Vidéo : Kristin Scott Thomas dans L’Homme qui murmurait à l’oreille des chevaux

 

 

Depuis Mission : impossible (1996) de Brian de Palma à la Doublure (2006) de Francis Veber, en passant par L’homme qui murmurait à l’oreille des chevaux (1998), Kristin Scott Thomas participe ensuite à des films aux qualités artistiques diverses. Elle poursuit sur sa brillante lancée dans le mélodrame avec L’homme qui murmurait à l’oreille des chevaux, où elle succombe au charme de Robert Redford. Elle a ensuite pour partenaires masculins Harrison Ford dans L’ombre d’un soupçon, de Sydney Pollack, ou Sean Penn dans Il suffit d’une nuit, de Philippe Haas.
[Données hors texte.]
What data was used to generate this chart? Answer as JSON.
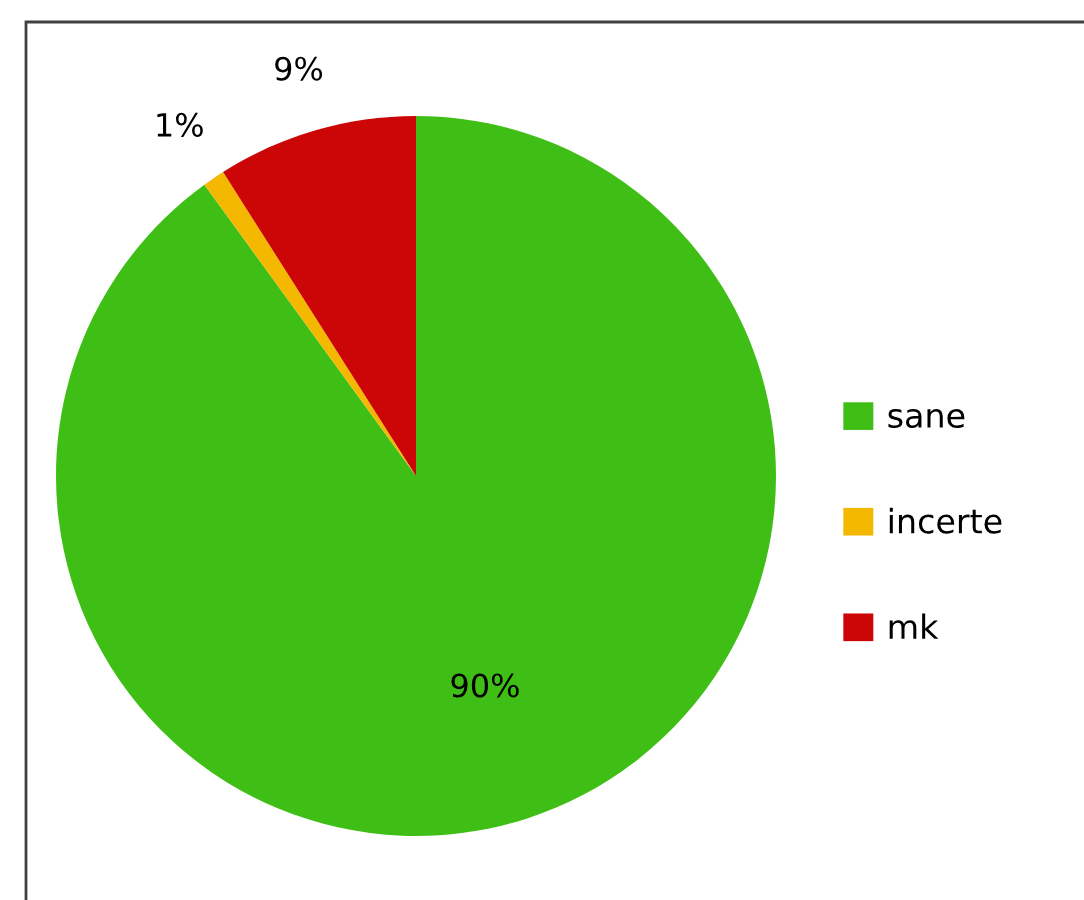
{
  "chart_data": {
    "type": "pie",
    "categories": [
      "sane",
      "incerte",
      "mk"
    ],
    "values": [
      90,
      1,
      9
    ],
    "colors": [
      "#3fbf16",
      "#f5b800",
      "#cc0606"
    ],
    "value_labels": [
      "90%",
      "1%",
      "9%"
    ],
    "legend": "right"
  }
}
Installée en France, elle continue à mener sa carrière entre l’Hexagone, l’Angleterre et les Etats-Unis. Ces dernières années, elle a ainsi collaboré aussi bien avec Jean-Paul Salomé (Arsène Lupin), Francis Veber (La doublure) ou Guillaume Canet (Ne le dis à personne), Robert Altman (Gosford Park) ou Niall Johnson (Secrets de famille), que Paul Schrader (The Walker).

 

Vidéo : Kristin Scott Thomas dans Only God Forgives

 

 

Ses choix de carrière, outre Il y a longtemps que je t’aime, le premier film réalisé par l’écrivain Philippe Claudel sont pour le moins hétéroclites. Dans Deux sœurs pour un roi, elle renoue avec le film d’époque, mais elle joue aussi dans Seuls Two, signé par le duo comique Eric et Ramzy, dans l’adaptation de la bande dessinée Largo Winch et pour la première fois un rôle de méchant dans Only God Forgives de Nicolas Winding Refn.

Ce sont essentiellement des films anglo-saxons qui ont permis à Kristin Scott Thomas d’accéder à la reconnaissance. Mais elle a réussi à devenir une actrice française à part entière, sans renier cette pointe d’accent britannique qui lui donne tant de charme.